The suggested sequential regimens contain both ciprofloxacin and rifabutin. However, it is not clear if both drugs are necessary and, moreover, the data presented suggest that only one of the drugs was sufficient. For example, in the study by Tay et al.1 10-day courses using only either ciprofloxacin or rifabutin (such as, PBAC or PBR) provided 100% cure rates with the caveat that with each regimen only one individual was tested. However, Borody et al.5 had previously reported eradication rates of >90% using a rifabutin triple therapy with high-dose amoxicillin (that is, high-dose PPI, 1 g or 1.5 g amoxicillin three times daily, and 150 mg rifabutin daily for 12 days) among Australian patients, also suggesting that ciprofloxacin is redundant.
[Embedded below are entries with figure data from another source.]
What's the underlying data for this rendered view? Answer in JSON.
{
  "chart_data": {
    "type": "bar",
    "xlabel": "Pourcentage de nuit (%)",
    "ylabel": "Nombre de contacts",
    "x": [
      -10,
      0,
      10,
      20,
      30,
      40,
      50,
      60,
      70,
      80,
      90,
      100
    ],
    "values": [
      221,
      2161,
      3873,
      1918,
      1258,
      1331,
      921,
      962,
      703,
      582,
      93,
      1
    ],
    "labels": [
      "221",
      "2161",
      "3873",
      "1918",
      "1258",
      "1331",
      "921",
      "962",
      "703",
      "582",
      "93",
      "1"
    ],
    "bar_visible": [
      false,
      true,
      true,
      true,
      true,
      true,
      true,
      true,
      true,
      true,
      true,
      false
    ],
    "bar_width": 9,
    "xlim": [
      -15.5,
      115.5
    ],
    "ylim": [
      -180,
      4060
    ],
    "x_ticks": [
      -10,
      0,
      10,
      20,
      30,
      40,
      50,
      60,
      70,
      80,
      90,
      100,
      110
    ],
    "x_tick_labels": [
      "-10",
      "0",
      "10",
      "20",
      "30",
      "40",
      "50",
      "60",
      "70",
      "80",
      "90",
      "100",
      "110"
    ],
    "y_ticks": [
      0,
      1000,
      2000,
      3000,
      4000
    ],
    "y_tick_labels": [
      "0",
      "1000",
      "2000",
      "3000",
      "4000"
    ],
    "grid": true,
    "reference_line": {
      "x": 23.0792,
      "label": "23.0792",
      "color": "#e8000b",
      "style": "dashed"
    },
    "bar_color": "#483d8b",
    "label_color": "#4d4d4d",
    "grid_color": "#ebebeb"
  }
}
Besides confirmation that rifabutin and ciprofloxacin both contributed considerably to the outcome, the results presented in the Tay et al.1 study suggest that the efficacy of other combinations, including PBAC, PBR and PBAR, should be examined further. In addition, after deciding on the preferred regimen or regimens among the various therapies tested, optimization would still be needed, especially in terms of doses and durations (for example, would 14 days be better than 7 or 10 days?) and to determine the effect of resistance on outcome (that is, what proportion of resistance will drop the treatment success below 90%?).
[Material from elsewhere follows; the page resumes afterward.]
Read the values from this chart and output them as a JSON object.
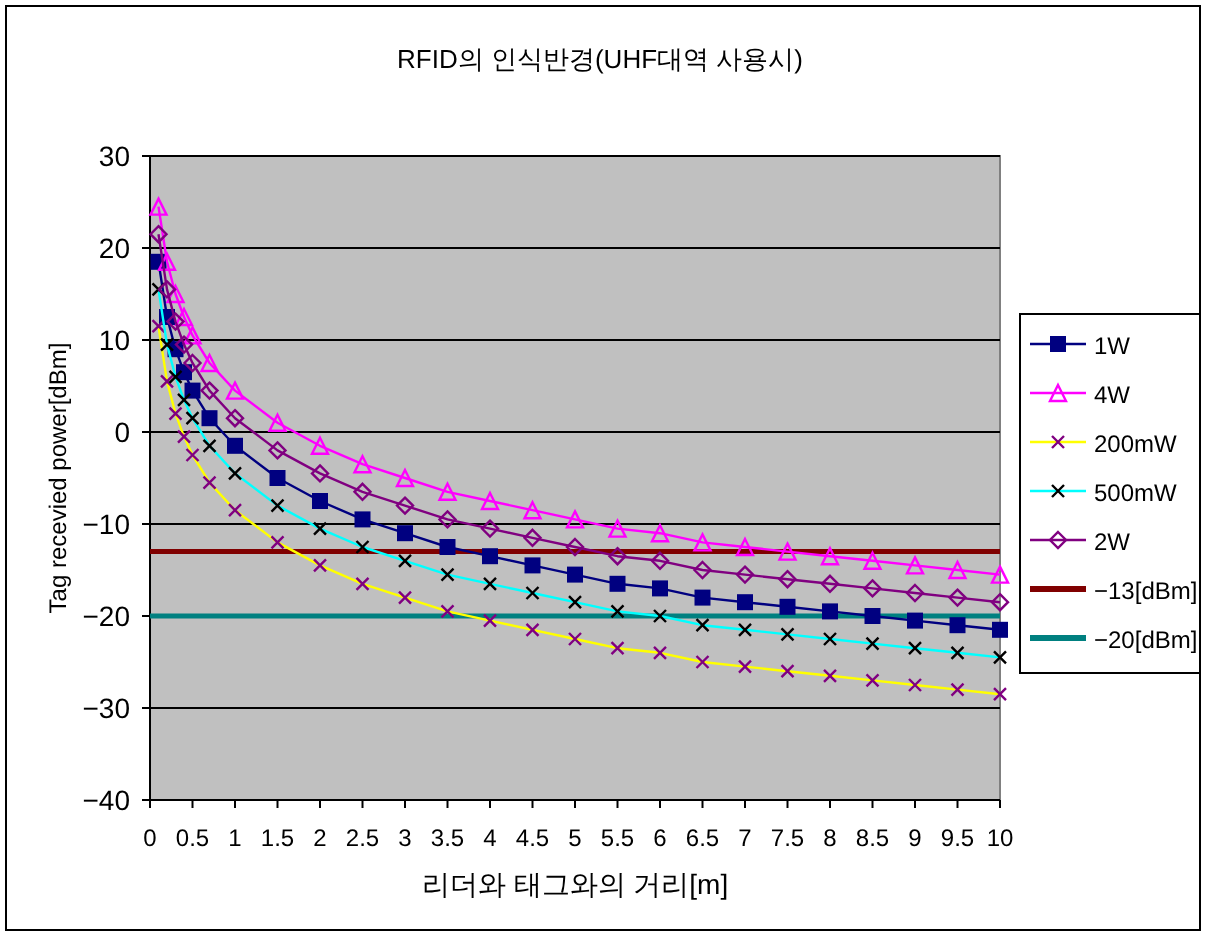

The specific drugs used also requires consideration as, for example, rifabutin use is limited in many countries with the goal of 'saving' it for use with tuberculosis, and fluoroquinolone use has tended to focus on second-generation drugs. The prevalence of fluoroquinolone resistance has also increased rapidly worldwide, which has generally undermined the use of this class of drugs for empiric anti-H. pylori therapy. As with other infectious diseases, one would prefer to base therapeutic decisions on knowledge of local or patient-specific resistance patterns. Generally, neither fluoroquinolone nor rifabutin resistance can be overcome by increasing the dosage or duration of therapy, suggesting that the two new sequential therapies have limited usefulness except as tailored therapies. Whether second-generation quinolones would provide equivalent or better results also needs to be explored.

A number of other new, highly successful and promising regimens have been introduced by other investigators, including a 5-day sequential therapy (comprising high-dose PPI, esomeprazole 40 mg twice daily, amoxicillin 1 g twice daily, levofloxacin 500 mg twice daily, and tinidazole 500 mg twice daily),6 a 14-day sequential-concomitant hybrid therapy,7 and a bismuth-containing 14-day sequential therapy programme consisting of pantoprazole (40 mg twice daily for 14 days), colloidal bismuth subcitrate (600 mg twice daily for 14 days) with amoxicillin (1 g twice daily for the first 7 days) and tetracycline (500 mg four times daily) and metronidazole (500 mg three times daily for days 8–14).8 The results reported by Federico et al.6 of the sequential fluoroquinolone-containing regimen contrast with the majority of studies using a PPI, amoxicillin and a fluoroquinolone for 7 or 10 days as they have rarely achieved eradications of 90% or greater.9,10 Whether a ciprofloxacin-containing sequential triple therapy based on the Tay et al.1 study protocol would also be effective other than as a tailored regimen remains to be proven.